First the good news: According to the most recent annual Global Fraud Report (2013/2014) by security firm Kroll, the U.S. has an incidence of fraud below the global average.
The bad news? That still means that 66 percent of U.S. companies were hit by fraud in the last year, with losses averaging about 1.2 percent of revenue. What’s worse, U.S. companies are less likely than their international counterparts to have anti-fraud strategies in place.
Yet the key to preventing and detecting internal fraud lies in implementing strong controls, and these need not be expensive or burdensome. Here’s where to start:
- Begin at the end. “It’s a reverse engineering process,” says Daniel Draz, a certified fraud examiner (CFE) and principal of Fraud Solutions based in Illinois. “Use your overall risk assessment to figure out what you have that’s potentially at risk—usually it’s information or money—then work backward to build the appropriate control. Who handles the item? Why do they handle it? How can you protect it?”
- Understand the basics. Though specific controls may vary, there are a few key principles that form the basis of most schemes:
- authorization, in which a manager signs off on a transaction before an employee enacts it,
- separation of functions, in which authorization, recording, and custody are handled by different people, and
- redundancy, which might include independent account reconciliation, forced vacations, and periodic auditing.
A program may also include controls for:
- prevention, such as establishing hiring criteria for sensitive positions, access controls, authorization requirements, budgeting, and forecasting, and
- detection, including reconciliations, periodic performance reports with variance, and internal audits.
A program may also have a formal process for correction of oversights, which we’ll discuss further down.
- Trust but verify. On average, embezzlers have been with their companies for seven years, Draz points out, so it would be foolhardy to place blind trust in any employee—even those with significant tenure. At the same time, treating employees like potential criminals is bound to harm morale and reduce incentive to embrace proper controls.
“You need to stress to employees that as custodians of your customers’ information and your investors’ money, you have a responsibility to ensure that these assets are secure,” he says. By communicating the importance of trustworthiness as a corporate value, you earn employee buy-in, which can increase adherence to security processes.
- Testing, testing…and more testing. Having controls in place is one thing, but making sure they work is quite another. Testing a control process can be as simple as creating a dummy transaction, (for example, a T&E expense report or bank transfer) that falls outside the parameters you’ve set, and see if it goes through. If it does, where did the failure occur? Was the control simply ignored or actively overridden? Did the technology you have in place fail to raise a red flag? Did it notify the wrong person?
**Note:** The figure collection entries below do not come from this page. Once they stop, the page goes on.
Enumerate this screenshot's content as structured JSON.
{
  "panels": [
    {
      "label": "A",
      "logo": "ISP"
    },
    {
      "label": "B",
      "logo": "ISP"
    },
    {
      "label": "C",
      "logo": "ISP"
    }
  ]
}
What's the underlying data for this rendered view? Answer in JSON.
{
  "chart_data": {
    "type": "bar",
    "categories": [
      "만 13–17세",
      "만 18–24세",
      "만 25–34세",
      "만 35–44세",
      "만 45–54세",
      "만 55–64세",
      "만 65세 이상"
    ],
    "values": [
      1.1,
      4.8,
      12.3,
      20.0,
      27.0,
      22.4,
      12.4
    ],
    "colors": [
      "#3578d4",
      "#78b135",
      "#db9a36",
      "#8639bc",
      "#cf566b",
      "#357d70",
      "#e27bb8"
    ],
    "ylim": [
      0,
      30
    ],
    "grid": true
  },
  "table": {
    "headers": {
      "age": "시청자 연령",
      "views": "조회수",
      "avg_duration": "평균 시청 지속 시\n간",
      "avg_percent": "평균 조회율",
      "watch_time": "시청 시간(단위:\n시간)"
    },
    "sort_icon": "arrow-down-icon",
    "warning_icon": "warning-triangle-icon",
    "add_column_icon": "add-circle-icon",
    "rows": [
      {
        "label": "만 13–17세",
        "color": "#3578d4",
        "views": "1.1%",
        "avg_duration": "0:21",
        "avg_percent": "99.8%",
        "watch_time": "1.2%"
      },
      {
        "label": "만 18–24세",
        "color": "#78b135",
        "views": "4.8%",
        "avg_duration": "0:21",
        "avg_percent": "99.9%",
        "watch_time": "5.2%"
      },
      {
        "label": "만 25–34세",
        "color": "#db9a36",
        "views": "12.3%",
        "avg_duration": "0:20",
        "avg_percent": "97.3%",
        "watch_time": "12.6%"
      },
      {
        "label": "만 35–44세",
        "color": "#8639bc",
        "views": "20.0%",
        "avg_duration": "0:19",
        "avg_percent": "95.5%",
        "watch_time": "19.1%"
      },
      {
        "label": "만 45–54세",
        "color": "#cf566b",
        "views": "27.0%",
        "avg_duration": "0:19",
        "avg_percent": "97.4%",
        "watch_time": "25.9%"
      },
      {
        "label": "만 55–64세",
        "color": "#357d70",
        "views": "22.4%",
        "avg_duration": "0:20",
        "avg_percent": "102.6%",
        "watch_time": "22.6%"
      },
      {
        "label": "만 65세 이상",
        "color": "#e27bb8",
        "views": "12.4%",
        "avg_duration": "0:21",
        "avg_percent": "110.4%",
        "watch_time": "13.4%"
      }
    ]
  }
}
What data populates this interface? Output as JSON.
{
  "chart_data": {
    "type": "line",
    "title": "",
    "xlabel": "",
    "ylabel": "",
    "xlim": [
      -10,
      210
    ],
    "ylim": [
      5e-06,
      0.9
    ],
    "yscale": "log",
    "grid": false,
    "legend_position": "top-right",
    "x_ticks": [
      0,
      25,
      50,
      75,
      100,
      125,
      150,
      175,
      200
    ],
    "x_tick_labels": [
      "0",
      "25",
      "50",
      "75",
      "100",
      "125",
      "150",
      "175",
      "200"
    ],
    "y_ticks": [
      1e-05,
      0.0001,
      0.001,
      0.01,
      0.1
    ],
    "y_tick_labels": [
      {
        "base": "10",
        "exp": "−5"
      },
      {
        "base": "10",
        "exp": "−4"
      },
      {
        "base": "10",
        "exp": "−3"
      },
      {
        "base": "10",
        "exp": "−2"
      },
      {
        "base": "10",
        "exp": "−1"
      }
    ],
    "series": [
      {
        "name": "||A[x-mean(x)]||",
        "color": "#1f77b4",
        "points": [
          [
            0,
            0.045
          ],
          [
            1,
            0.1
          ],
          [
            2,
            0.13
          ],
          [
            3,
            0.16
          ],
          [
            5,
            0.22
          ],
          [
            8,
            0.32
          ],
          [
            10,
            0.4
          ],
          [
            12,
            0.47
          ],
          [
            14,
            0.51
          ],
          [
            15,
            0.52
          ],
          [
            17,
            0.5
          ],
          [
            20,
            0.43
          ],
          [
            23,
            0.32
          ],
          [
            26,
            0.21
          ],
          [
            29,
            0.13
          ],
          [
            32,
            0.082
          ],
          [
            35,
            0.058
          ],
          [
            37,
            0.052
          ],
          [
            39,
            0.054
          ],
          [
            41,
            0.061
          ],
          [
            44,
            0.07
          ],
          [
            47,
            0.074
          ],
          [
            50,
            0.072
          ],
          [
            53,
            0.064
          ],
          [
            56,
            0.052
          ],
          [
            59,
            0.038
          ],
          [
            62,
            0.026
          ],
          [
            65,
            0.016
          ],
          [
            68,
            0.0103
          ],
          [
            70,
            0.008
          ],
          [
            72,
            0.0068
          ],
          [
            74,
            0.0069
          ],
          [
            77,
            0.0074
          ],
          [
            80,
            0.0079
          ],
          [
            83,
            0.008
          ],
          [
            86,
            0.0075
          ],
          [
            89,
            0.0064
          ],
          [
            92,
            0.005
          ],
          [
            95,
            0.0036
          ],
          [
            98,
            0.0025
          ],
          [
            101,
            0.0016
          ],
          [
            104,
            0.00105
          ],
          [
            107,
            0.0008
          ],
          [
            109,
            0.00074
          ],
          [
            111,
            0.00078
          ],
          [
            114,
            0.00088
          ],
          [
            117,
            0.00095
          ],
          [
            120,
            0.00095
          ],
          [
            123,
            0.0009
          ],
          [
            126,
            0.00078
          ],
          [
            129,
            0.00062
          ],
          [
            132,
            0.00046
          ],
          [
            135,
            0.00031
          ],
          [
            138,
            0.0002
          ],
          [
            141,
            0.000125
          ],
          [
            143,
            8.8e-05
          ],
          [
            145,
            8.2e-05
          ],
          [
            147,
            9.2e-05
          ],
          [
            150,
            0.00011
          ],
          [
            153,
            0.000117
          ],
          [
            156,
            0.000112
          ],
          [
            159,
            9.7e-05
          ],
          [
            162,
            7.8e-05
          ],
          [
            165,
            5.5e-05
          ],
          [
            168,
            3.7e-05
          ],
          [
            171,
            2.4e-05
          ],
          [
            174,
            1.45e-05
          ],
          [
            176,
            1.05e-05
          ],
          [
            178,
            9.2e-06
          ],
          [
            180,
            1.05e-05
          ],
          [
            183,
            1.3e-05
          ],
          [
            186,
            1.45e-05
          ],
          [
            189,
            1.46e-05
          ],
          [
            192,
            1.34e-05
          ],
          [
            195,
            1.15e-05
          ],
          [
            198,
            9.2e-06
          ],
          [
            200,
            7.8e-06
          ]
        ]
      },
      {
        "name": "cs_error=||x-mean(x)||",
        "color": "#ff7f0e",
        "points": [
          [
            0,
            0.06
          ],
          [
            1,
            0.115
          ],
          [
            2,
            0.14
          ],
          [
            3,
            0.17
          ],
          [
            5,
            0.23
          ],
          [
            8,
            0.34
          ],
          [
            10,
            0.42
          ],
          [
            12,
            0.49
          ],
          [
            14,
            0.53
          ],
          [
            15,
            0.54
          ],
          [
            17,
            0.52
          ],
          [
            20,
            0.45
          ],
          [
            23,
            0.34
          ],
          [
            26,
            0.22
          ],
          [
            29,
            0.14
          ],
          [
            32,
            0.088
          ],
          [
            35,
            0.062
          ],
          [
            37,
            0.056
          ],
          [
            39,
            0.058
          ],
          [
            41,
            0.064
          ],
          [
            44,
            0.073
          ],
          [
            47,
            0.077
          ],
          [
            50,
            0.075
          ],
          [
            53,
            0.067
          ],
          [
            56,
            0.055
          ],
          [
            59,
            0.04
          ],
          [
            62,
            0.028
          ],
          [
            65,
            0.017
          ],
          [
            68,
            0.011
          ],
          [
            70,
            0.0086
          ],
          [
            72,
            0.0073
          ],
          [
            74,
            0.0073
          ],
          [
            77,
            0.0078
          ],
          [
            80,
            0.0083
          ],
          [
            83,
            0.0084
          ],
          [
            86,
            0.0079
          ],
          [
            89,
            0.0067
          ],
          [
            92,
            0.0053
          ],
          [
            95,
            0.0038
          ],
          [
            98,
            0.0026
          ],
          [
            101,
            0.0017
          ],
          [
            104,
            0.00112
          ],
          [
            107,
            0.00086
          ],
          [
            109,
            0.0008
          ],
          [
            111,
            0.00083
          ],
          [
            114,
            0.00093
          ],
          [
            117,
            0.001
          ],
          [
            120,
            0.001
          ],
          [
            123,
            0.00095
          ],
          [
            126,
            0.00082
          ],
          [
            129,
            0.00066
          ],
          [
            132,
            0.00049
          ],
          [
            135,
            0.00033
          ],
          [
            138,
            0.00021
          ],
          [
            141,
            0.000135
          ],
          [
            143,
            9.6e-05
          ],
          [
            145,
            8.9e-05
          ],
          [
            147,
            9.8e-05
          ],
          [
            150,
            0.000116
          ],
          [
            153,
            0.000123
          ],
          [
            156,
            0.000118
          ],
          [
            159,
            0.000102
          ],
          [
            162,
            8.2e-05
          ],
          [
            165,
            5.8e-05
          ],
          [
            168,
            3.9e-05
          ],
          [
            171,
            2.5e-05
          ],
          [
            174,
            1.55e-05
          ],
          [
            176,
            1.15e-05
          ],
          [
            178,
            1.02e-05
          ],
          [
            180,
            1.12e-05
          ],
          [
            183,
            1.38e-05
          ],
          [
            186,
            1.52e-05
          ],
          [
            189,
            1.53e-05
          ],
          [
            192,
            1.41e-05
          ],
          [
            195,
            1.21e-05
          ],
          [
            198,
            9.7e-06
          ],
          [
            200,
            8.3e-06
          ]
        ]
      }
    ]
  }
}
- Learn from your mistakes. Similarly, if internal fraud or error is detected, use the breach as an occasion to uncover and repair weaknesses in your processes. “Unless it involves malfeasance, this doesn’t mean hanging someone out to dry,” Draz says, emphasizing that taking a collaborative rather than punitive approach can yield better results. An example might be a control that was overridden in order to resolve a customer-service issue. Is there a way to avoid such a conflict in the first place?
Remember, above all, to keep it simple. Internal controls don’t have to be complex to function well. Instead, take common-sense steps to prevent and detect internal fraud and error to give yourself and other stakeholders peace of mind.